Blog do Flavio Gomes
F-1

COM GELO E ÁGUA (3)

SÃO PAULO (até o fim) – Bom, se o Christian Horner disse que se a Red Bull batesse a Mercedes na França é que poderia derrotá-la em qualquer lugar, na rua, na chuva, na fazenda (ou numa casinha de sapê), quem sou eu para dizer o contrário?
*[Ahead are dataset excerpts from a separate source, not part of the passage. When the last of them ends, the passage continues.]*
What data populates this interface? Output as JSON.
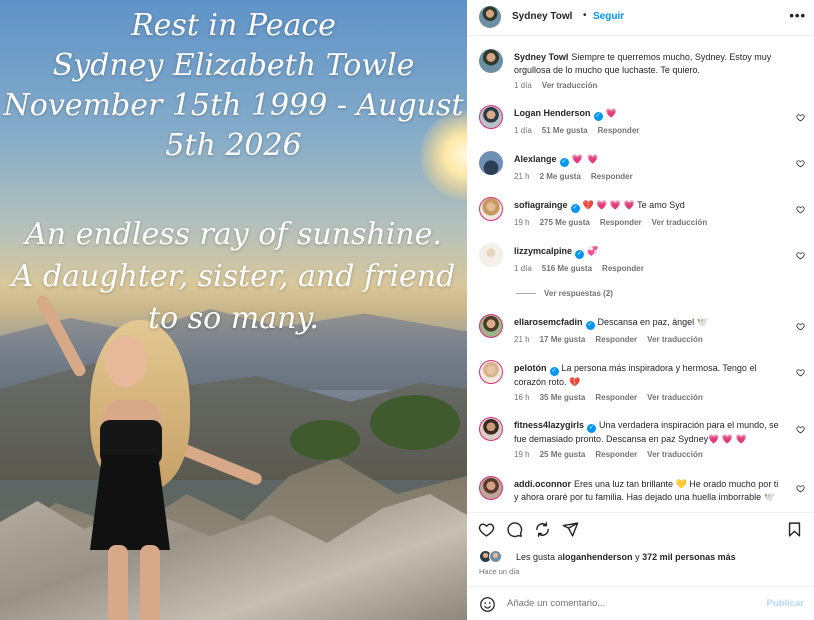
{
  "post_image": {
    "overlay_lines": [
      "Rest in Peace",
      "Sydney Elizabeth Towle",
      "November 15th 1999 - August",
      "5th 2026",
      "An endless ray of sunshine.",
      "A daughter, sister, and friend",
      "to so many."
    ]
  },
  "header": {
    "username": "Sydney Towl",
    "dot": "•",
    "follow_label": "Seguir",
    "more_label": "•••"
  },
  "caption": {
    "username": "Sydney Towl",
    "text": "Siempre te querremos mucho, Sydney. Estoy muy orgullosa de lo mucho que luchaste. Te quiero.",
    "time": "1 día",
    "translate": "Ver traducción"
  },
  "comments": [
    {
      "username": "Logan Henderson",
      "verified": true,
      "text": "💗",
      "time": "1 día",
      "likes": "51 Me gusta",
      "reply": "Responder",
      "translate": ""
    },
    {
      "username": "Alexlange",
      "verified": true,
      "text": "💗 💗",
      "time": "21 h",
      "likes": "2 Me gusta",
      "reply": "Responder",
      "translate": ""
    },
    {
      "username": "sofiagrainge",
      "verified": true,
      "text": "💔 💗 💗 💗 Te amo Syd",
      "time": "19 h",
      "likes": "275 Me gusta",
      "reply": "Responder",
      "translate": "Ver traducción"
    },
    {
      "username": "lizzymcalpine",
      "verified": true,
      "text": "💞",
      "time": "1 día",
      "likes": "516 Me gusta",
      "reply": "Responder",
      "translate": ""
    },
    {
      "username": "ellarosemcfadin",
      "verified": true,
      "text": "Descansa en paz, ángel 🕊️",
      "time": "21 h",
      "likes": "17 Me gusta",
      "reply": "Responder",
      "translate": "Ver traducción"
    },
    {
      "username": "pelotón",
      "verified": true,
      "text": "La persona más inspiradora y hermosa. Tengo el corazón roto. 💔",
      "time": "16 h",
      "likes": "35 Me gusta",
      "reply": "Responder",
      "translate": "Ver traducción"
    },
    {
      "username": "fitness4lazygirls",
      "verified": true,
      "text": "Una verdadera inspiración para el mundo, se fue demasiado pronto. Descansa en paz Sydney💗 💗 💗",
      "time": "19 h",
      "likes": "25 Me gusta",
      "reply": "Responder",
      "translate": "Ver traducción"
    },
    {
      "username": "addi.oconnor",
      "verified": false,
      "text": "Eres una luz tan brillante 💛 He orado mucho por ti y ahora oraré por tu familia. Has dejado una huella imborrable 🕊️",
      "time": "",
      "likes": "",
      "reply": "",
      "translate": ""
    }
  ],
  "view_replies": "Ver respuestas (2)",
  "likes": {
    "prefix": "Les gusta a",
    "user": "loganhenderson",
    "middle": " y ",
    "count": "372 mil personas más"
  },
  "posted_time": "Hace un día",
  "add_comment": {
    "placeholder": "Añade un comentario...",
    "publish": "Publicar"
  },
  "colors": {
    "accent": "#0095f6",
    "publish_disabled": "#b3dbff",
    "story_ring": "#dd2a7b"
  },
  "icons": [
    "heart-icon",
    "comment-icon",
    "share-icon",
    "send-icon",
    "bookmark-icon",
    "emoji-icon",
    "more-icon",
    "verified-icon"
  ]
}
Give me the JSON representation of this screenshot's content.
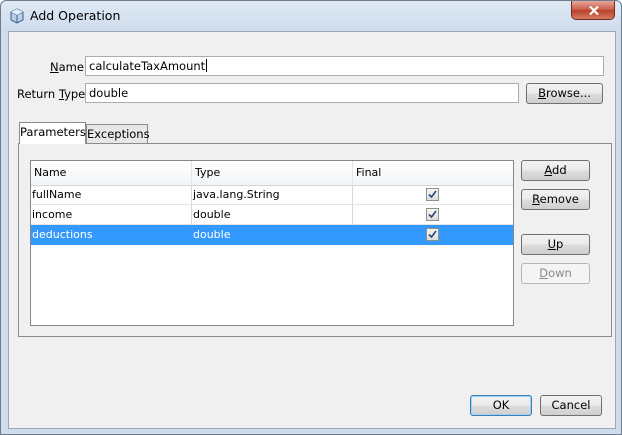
{
  "window": {
    "title": "Add Operation",
    "close_symbol": "×"
  },
  "form": {
    "name_label": "Name:",
    "name_value": "calculateTaxAmount",
    "return_type_label": "Return Type:",
    "return_type_value": "double",
    "browse_label": "Browse..."
  },
  "tabs": [
    {
      "label": "Parameters",
      "active": true
    },
    {
      "label": "Exceptions",
      "active": false
    }
  ],
  "parameters_table": {
    "columns": [
      "Name",
      "Type",
      "Final"
    ],
    "rows": [
      {
        "name": "fullName",
        "type": "java.lang.String",
        "final": true,
        "selected": false
      },
      {
        "name": "income",
        "type": "double",
        "final": true,
        "selected": false
      },
      {
        "name": "deductions",
        "type": "double",
        "final": true,
        "selected": true
      }
    ]
  },
  "side_buttons": {
    "add": "Add",
    "remove": "Remove",
    "up": "Up",
    "down": "Down",
    "down_enabled": false
  },
  "footer": {
    "ok": "OK",
    "cancel": "Cancel"
  },
  "colors": {
    "selection": "#3399ff",
    "close_button": "#c85a45"
  },
  "icons": {
    "app": "java-bean-cube-icon",
    "close": "close-icon",
    "checkbox": "checkmark-icon"
  }
}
Se o Hamilton disse que “o carro deles” […]

Max sentado na sua 13ª vitória: Mundial parece ter novo favorito

SÃO PAULO (até o fim) – Bom, se o Christian Horner disse que se a Red Bull batesse a Mercedes na França é que poderia derrotá-la em qualquer lugar, na rua, na chuva, na fazenda (ou numa casinha de sapê), quem sou eu para dizer o contrário?

Se o Hamilton disse que “o carro deles” é mais rápido do momento, quem sou eu para dizer o contrário?

Se o Bottas chora pelo rádio dizendo que ninguém o escuta, que era melhor parar duas vezes, e a Mercedes não faz nada que ele pede, quem sou eu para dizer o contrário?

A história do GP da França de hoje, bem melhor que os de 2018 e 2019, é daquelas que, ao fim do campeonato, se a Red Bull e Verstappen forem campeões, a gente vai lembrar como uma espécie de divisor de águas, a corrida em que a hegemonia da Mercedes começou a terminar.

Houve um duelo direto. Houve uma estratégia corajosa da Red Bull, a de fazer duas paradas numa prova em que quase todo mundo só trocou de pneus uma vez. Houve um “undercut” antes disso. Foi a famosa vitória sem dúvida nenhuma, como dizem os locutores de rádio. Acho que temos um novo favorito no galinheiro.

Pódio duplo da Red Bull: equipe está na frente, isso é claro

Max venceu pela terceira vez no ano, 13ª na carreira, e cumpriu o que prometeu: recuperar os pontos perdidos em Baku, há duas semanas. Com Hamilton em segundo, e tendo feito ainda a melhor volta, o holandês ampliou sua vantagem na classificação para 12 pontos: 131 a 119. No Mundial de Construtores, a diferença é ainda maior. Sergio Pérez chegou em terceiro — pela primeira vez o time colocou dois pilotos no pódio neste ano — e Bottas foi o quarto. Assim, os rubro-taurinos chegaram a 215 pontos, contra 178 dos mercêdicos.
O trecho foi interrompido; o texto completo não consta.